[Article repris du site A Gauche.org]
Comment reconnaître les principaux traits de l’âme russe ? Les voici, habilement présentés, puissamment présentés, parfaitement reconnaissables.
« Certains réflexes de cruauté et peut-être une poésie de la cruauté, jointe à une profonde tendresse humaine.
L’indifférence intime à telles distinctions sociales, à telles conventions d’amour propre.
La faculté de se soumettre, de se dissoudre dans le destin, et parfois cependant de s’en trouver inexplicablement libéré.
Un désir et un besoin de se voir et de se comprendre dans le jeu éternel du monde, de justifier sa vie individuelle.
Le sens de la prison terrestre et la soif de s’évader, de « soulager son âme ».
Une ardeur à regarder le fond de toutes choses, même si ce fond est atroce et cruel.
Une tristesse sans guérison, venant de l’âme et non des circonstances, et une joie incompréhensible, flux de vie, venant aussi uniquement de l’âme. »

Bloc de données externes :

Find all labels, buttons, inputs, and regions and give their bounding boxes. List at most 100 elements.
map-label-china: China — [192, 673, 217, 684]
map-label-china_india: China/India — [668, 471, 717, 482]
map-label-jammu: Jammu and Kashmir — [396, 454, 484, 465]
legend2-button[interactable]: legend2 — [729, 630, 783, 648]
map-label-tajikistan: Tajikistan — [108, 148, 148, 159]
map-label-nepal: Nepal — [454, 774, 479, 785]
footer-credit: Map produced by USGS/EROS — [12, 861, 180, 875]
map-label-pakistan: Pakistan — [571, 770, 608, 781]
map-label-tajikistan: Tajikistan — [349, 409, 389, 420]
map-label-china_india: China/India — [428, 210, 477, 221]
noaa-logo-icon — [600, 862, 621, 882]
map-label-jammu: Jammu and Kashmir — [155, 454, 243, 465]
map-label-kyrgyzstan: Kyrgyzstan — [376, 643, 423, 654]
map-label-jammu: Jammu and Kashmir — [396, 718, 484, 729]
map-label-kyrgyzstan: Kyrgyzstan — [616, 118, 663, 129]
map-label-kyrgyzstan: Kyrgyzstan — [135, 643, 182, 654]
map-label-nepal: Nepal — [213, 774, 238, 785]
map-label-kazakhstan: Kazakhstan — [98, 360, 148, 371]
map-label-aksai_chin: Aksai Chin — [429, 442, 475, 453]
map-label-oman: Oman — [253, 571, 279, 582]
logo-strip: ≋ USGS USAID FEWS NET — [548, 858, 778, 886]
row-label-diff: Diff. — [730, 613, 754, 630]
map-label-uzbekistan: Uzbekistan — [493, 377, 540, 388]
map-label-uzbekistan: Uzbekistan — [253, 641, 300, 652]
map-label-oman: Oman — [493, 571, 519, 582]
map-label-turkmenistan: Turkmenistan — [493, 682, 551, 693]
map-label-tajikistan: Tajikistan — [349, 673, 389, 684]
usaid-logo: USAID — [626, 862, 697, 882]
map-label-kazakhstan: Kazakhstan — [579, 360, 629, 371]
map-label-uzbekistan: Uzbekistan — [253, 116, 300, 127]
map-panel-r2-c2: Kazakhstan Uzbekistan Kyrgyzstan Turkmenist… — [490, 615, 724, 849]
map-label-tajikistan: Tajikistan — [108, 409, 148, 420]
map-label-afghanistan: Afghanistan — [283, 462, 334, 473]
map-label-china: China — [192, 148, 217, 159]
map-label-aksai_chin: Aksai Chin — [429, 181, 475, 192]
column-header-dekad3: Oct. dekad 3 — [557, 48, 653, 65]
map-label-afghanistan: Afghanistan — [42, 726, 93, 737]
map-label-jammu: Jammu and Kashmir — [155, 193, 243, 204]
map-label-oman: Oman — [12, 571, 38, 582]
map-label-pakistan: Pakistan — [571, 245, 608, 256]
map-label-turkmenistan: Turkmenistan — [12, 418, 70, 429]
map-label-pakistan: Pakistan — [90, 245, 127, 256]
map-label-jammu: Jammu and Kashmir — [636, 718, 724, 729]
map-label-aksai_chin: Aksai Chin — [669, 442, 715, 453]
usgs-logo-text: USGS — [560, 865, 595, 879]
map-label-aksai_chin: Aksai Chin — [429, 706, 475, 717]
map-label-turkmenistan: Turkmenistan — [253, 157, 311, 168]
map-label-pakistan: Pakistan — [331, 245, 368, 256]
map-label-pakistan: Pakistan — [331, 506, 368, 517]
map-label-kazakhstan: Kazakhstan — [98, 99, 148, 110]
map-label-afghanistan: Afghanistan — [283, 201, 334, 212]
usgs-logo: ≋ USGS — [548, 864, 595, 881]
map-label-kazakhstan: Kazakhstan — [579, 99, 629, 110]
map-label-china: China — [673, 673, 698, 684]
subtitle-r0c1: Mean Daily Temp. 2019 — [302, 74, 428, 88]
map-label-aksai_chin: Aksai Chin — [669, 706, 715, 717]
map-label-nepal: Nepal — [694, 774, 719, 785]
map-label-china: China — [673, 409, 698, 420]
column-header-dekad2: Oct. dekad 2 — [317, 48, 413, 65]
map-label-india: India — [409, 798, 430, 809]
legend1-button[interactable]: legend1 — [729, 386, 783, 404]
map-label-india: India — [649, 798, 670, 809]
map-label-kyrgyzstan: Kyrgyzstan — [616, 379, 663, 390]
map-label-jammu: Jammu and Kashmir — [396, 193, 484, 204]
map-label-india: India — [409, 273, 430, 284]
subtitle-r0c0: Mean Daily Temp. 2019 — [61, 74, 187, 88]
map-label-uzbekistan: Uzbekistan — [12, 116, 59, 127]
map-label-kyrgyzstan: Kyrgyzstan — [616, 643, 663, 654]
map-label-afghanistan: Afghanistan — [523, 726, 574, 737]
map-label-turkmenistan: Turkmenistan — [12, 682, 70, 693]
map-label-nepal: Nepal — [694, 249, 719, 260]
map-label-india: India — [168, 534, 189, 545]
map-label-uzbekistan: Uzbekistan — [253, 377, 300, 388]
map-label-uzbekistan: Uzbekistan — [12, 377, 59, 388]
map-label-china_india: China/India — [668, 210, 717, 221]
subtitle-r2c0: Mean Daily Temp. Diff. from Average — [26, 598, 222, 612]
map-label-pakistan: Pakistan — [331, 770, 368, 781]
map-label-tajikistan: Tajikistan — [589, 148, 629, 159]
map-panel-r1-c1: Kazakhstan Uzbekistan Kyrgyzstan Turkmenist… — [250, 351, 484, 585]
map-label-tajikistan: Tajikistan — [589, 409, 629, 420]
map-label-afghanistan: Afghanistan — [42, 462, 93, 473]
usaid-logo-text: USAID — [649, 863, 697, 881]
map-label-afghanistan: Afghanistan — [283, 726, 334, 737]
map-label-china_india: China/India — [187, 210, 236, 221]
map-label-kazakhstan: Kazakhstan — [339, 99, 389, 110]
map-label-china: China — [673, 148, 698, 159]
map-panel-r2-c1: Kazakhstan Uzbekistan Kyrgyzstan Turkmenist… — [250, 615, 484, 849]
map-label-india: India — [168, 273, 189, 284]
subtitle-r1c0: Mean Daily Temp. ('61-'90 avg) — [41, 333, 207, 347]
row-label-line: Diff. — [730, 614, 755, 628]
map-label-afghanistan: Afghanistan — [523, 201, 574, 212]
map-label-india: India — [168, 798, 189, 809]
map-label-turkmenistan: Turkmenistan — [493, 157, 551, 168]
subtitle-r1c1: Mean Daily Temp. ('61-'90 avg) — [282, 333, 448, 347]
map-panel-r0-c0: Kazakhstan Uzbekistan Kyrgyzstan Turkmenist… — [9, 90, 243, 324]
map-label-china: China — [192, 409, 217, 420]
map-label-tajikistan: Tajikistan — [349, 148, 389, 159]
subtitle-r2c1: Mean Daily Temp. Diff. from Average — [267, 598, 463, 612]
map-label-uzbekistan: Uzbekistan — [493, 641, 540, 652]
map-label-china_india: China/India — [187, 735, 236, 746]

Si on a là sans doute les traits généraux de l’âme slave, le côté électrique (et d’autant plus attachant, inversement) est plus spécifiquement russe. On le comparera avec esprit avec l’extrait de Tolstoï, pour la danse non décrite dans Guerre & Paix, si emblématique de l’âme russe.
Une âme russe qui a apporté immensément au patrimoine universel. Il est essentiel de le souligner. Quand le nationalisme prime comme outil du bellicisme, il faut rappeler que l’humanité est une et que toutes les cultures nationales sont une part de celle-ci. C’est cela, l’internationalisme réel (et non le cosmopolitisme).
C’est cela qu’il faut dire alors que la France présente les Russes comme des barbares et que le projet occidental est de dépecer la Russie, avec comme outil le nationalisme ukrainien pour qui la « Moscovie » est démoniaque, Tolstoï et Dostoïevski en tête.
Plus spécifiquement, cette citation vient d’un très fin connaisseur de la littérature russe, Robert Vivier. Nous sommes en 1946 et la Bibliothèque internationale publie de nouveau La maison Bourkov d’Alexeï Rémizov. Cet auteur a quitté la Russie après la révolution d’octobre 1917, mais avait décidé d’y retourner après 1945. C’est un écrivain moderniste, profond mais tortueux et s’enlisant dans le psychologisme.
La préface de Romain Rolland, tout en saluant l’auteur, lui reproche d’ailleurs de ne voir que le côté trouble de la partie trouble du peuple. On tourne sur soi-même dans cette approche littéraire qui ne tourne pas au culte du moi façon occidental, mais reste parallèle à lui.
Robert Vivier, qui écrivit à l’occasion de l’édition de 1929, tente par contre de le présenter comme une figure majeure du renouveau littéraire russe. C’est une lecture plus poétique qu’autre chose, Robert Vivier étant un écrivain belge tourné justement vers cette approche lyrique avant tout (et il fut par ailleurs le père adoptif du fameux vulcanologue Haroun Tazieff, fils du premier mariage de sa femme Zénitta Klupta, d’origine lettone et polonaise).
Néanmoins, les termes choisis par Robert Vivier pour définir l’âme russe sont bien vus, adéquatement choisis. On peut lire n’importe quel écrivain russe d’importance, et on sait qu’ils sont bien nombreux (Tchekhov, Tolstoï, Dostoïevski, Gogol, Tourgueniev, Gorki…), on retrouvera exactement ce qui y est décrit.